Буриданов осел (Бройн) - страница 85
Что было лишь поводом, как мы увидим из дальнейшего. Даже по дороге к ним он думал не о них, а усадил рядом с собой фрейлейн Бродер и повел с ней разговор о памятниках самому себе, расставленных вдоль горного пути его маленькой (теперь внезапно оборвавшейся) карьеры: бывшее библиотечное училище (памятное еще и из-за первого восхищенного взгляда, брошенного на Элизабет), вокзал Яновицбрюке (где он впервые ступил на берлинскую землю), Фрухтштрассе (которую он помогал очищать от развалин), Обербаумбрюке (место прорыва в Западный Берлин для агитационных акций), Руммельсбург (его первая меблированная комната, и как меблированная!}, Обершёневайде (поиски квартир для участников Всемирного фестиваля), Пионерская республика (потоки слез по поводу смерти Сталина), Кёпеник (палаточный городок), Фридрихсхаген (первая практика), открытый грузовик снова везет его по шоссе в деревню, снова Элизабет в льняном платье, здесь начинались велосипедные прогулки, походы с Элизабет. Элизабет! Элизабет! Теперь на нее не было табу, она была частью его жизни, значительной частью, как и дети, оба родились в Кёпенике, в одной и той же клинике; когда он пошел навестить двухчасового Петера, с ним был Мантек, которого медицинские сестры и сочли отцом, а его самого не приняли всерьез.
Итак, все-таки дети!
Но только так, между прочим, он все время обращался к фрейлейн Бродер, даже когда медленно проезжал по поселку на Шпрее и гордился тем, что знает, кто живет в этом доме, а кто в том, что такая отделка называется грубой штукатуркой, а желтые кусты — розы «Форсайт», и как добиться, чтобы живые изгороди были густыми, и что трудно достать луковицы крокусов, и что Элизабет в саду интересуют только цветы, его же, напротив, фрукты, и что Элизабет говорит… Элизабет, Элизабет. А ее не оказалось дома! И никого не оказалось дома. Да и кто там мог быть? Дети в субботу учатся. Но у него ведь были ключи, ключи от сада и ключи от дома.

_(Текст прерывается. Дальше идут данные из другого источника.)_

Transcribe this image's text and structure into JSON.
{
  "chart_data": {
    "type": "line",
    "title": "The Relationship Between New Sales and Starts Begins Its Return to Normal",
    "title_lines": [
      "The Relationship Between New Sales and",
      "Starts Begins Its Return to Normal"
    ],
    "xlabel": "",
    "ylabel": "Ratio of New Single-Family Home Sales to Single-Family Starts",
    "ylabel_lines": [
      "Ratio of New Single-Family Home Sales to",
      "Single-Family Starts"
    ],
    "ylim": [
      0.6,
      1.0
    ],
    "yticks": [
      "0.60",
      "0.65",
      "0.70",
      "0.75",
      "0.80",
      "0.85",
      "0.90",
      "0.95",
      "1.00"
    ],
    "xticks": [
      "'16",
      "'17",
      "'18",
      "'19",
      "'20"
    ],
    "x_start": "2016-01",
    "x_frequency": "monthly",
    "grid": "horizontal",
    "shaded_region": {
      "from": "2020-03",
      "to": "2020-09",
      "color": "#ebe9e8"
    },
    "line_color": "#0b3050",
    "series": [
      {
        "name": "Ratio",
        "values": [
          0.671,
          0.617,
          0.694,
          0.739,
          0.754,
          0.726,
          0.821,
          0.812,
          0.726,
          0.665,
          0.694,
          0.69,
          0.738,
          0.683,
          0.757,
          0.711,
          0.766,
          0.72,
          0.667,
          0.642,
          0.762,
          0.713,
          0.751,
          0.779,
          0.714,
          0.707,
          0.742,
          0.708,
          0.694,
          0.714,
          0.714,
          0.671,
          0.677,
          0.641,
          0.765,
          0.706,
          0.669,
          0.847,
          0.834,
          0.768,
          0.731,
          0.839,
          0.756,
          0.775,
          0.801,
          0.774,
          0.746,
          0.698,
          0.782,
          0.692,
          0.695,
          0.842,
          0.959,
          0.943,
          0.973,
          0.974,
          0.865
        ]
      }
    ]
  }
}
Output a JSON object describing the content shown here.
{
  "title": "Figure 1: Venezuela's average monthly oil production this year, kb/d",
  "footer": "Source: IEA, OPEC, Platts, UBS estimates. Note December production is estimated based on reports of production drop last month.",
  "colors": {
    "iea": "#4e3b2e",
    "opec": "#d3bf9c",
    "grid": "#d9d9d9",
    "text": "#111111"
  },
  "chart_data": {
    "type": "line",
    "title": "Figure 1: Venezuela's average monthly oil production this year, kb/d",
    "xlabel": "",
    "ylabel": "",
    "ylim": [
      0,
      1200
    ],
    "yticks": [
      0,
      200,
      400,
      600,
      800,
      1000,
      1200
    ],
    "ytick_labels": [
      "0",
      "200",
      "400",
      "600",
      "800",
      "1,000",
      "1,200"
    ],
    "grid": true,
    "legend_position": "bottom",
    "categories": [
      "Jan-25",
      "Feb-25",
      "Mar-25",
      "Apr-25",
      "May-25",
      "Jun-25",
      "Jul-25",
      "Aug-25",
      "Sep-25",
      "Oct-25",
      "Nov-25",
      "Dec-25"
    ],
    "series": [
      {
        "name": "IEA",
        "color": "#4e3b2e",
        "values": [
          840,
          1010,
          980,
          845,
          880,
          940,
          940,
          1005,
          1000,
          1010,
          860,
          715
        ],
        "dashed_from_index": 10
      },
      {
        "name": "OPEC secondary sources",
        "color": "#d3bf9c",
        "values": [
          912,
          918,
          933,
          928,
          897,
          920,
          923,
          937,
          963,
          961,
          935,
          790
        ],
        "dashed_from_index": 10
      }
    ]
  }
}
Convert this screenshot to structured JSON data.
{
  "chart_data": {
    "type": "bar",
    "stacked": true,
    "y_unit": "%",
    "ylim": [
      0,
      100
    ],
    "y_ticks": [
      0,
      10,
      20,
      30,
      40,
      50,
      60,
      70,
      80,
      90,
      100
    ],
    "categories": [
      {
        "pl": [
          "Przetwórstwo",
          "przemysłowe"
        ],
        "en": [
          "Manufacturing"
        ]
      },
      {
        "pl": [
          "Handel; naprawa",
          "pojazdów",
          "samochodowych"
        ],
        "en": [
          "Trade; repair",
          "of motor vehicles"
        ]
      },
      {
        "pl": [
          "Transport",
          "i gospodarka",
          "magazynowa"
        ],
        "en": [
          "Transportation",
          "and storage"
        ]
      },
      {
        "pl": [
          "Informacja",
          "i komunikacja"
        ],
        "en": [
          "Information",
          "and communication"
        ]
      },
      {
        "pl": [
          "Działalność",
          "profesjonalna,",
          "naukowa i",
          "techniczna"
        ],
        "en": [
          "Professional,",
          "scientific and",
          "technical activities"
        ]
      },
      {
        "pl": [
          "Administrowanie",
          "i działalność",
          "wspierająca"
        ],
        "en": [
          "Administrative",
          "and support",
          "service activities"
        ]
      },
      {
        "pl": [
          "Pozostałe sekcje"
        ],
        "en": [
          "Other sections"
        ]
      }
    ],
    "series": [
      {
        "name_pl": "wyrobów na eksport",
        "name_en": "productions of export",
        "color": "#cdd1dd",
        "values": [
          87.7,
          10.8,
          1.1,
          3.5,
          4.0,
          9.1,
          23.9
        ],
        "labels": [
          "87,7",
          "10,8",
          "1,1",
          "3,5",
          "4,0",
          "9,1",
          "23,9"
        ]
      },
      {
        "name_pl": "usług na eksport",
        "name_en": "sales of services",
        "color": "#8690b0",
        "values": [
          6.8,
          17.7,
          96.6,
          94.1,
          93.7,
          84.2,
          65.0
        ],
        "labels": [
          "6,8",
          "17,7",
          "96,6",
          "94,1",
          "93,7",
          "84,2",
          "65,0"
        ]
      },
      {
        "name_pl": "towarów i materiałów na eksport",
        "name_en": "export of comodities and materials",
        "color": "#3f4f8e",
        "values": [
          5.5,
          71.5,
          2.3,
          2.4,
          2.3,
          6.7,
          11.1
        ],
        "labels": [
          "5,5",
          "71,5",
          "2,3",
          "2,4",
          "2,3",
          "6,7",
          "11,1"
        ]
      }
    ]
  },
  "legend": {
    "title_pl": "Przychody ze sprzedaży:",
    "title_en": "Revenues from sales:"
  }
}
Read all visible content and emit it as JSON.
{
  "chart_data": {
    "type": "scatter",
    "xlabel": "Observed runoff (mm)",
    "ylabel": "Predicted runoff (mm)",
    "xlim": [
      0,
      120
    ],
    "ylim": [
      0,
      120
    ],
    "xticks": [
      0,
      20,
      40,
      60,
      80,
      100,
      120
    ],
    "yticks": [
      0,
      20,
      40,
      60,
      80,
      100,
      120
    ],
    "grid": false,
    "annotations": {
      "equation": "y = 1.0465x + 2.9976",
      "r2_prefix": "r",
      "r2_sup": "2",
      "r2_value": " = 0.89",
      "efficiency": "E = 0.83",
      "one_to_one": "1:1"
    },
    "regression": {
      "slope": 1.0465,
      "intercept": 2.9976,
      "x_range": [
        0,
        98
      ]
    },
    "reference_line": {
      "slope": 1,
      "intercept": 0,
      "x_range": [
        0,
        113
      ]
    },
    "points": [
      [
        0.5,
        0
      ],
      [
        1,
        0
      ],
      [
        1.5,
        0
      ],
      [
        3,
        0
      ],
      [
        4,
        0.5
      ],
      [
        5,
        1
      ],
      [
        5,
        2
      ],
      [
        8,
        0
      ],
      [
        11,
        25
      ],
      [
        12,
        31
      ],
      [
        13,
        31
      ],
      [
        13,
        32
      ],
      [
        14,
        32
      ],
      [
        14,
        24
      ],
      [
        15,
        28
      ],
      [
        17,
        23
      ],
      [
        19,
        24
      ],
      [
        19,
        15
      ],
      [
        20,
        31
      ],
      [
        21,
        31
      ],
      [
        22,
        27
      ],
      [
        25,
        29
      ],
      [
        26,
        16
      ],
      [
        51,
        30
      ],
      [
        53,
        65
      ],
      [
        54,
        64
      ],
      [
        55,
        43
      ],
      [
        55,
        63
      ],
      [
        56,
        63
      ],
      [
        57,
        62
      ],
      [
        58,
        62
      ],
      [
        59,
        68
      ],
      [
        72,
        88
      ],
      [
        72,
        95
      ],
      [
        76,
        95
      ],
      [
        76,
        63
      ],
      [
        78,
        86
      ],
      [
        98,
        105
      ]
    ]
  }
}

Грядки в палисаднике перекопаны, дорожки расчищены, тюльпаны поднялись на пять сантиметров, еще цветут несколько подснежников и фиалки вдоль стены дома, пробился уже шпорник и касатки, гиацинты, декоративный чертополох и ирисы. В передней еще висели зимние пальто детей, они вызывали такое же чувство, как вещи, оставшиеся от покойников: не столько печаль, сколько ненависть к вещам, более долговечным, чем человеческая жизнь. Но это чувство появилось и тут же исчезло, и вот он взбегает по лестнице в свою комнату… Еще памятна, но уже непривычна эта манера взбегать по лестнице: одна, две, три, четыре, пять, шесть, семь, восемь, девять маленьких ступенек, скрипящих и крутых, как у приставной лестницы, узкие перила, запах дерева, темнота, холодная дверная ручка (маленькая, как ручка ножа) и потом неожиданно светлая комната и пугающий в ней беспорядок: на полу конфетные бумажки и кубики, кровать не убрана, письменный стол завален книгами, тетрадями, разным хламом, на полках пыль, книги разбросаны. Двух томов энциклопедии не хватает, они лежат на письменном столе, раскрытые на разделе «Половые органы женщины, стадии беременности». Неужели Петера уже занимает это? У него (Карла) страсть к энциклопедиям родилась, кажется, позднее? Значит, Петер уже не ждет возвращения отца. А ждет ли его вообще кто-нибудь? Может быть, они не хотят, чтобы он смотрел в это окно: на переливающуюся на солнце реку, на яблони с острыми и круглыми почками, на розовое цветение персиков. Профессора не видно. Может быть, он болен или умер? Или просто поздно? Солнце стояло над лесом, да, уже не время ловли рыбы, сейчас время работы за письменным столом; когда окно открыто, теплые солнечные лучи падают на руки и голову. Предобеденные часы дома у письменного стола: солнце, лесной аромат, запах воды, гудки буксиров! А потом снизу голос: «Пора за стол!»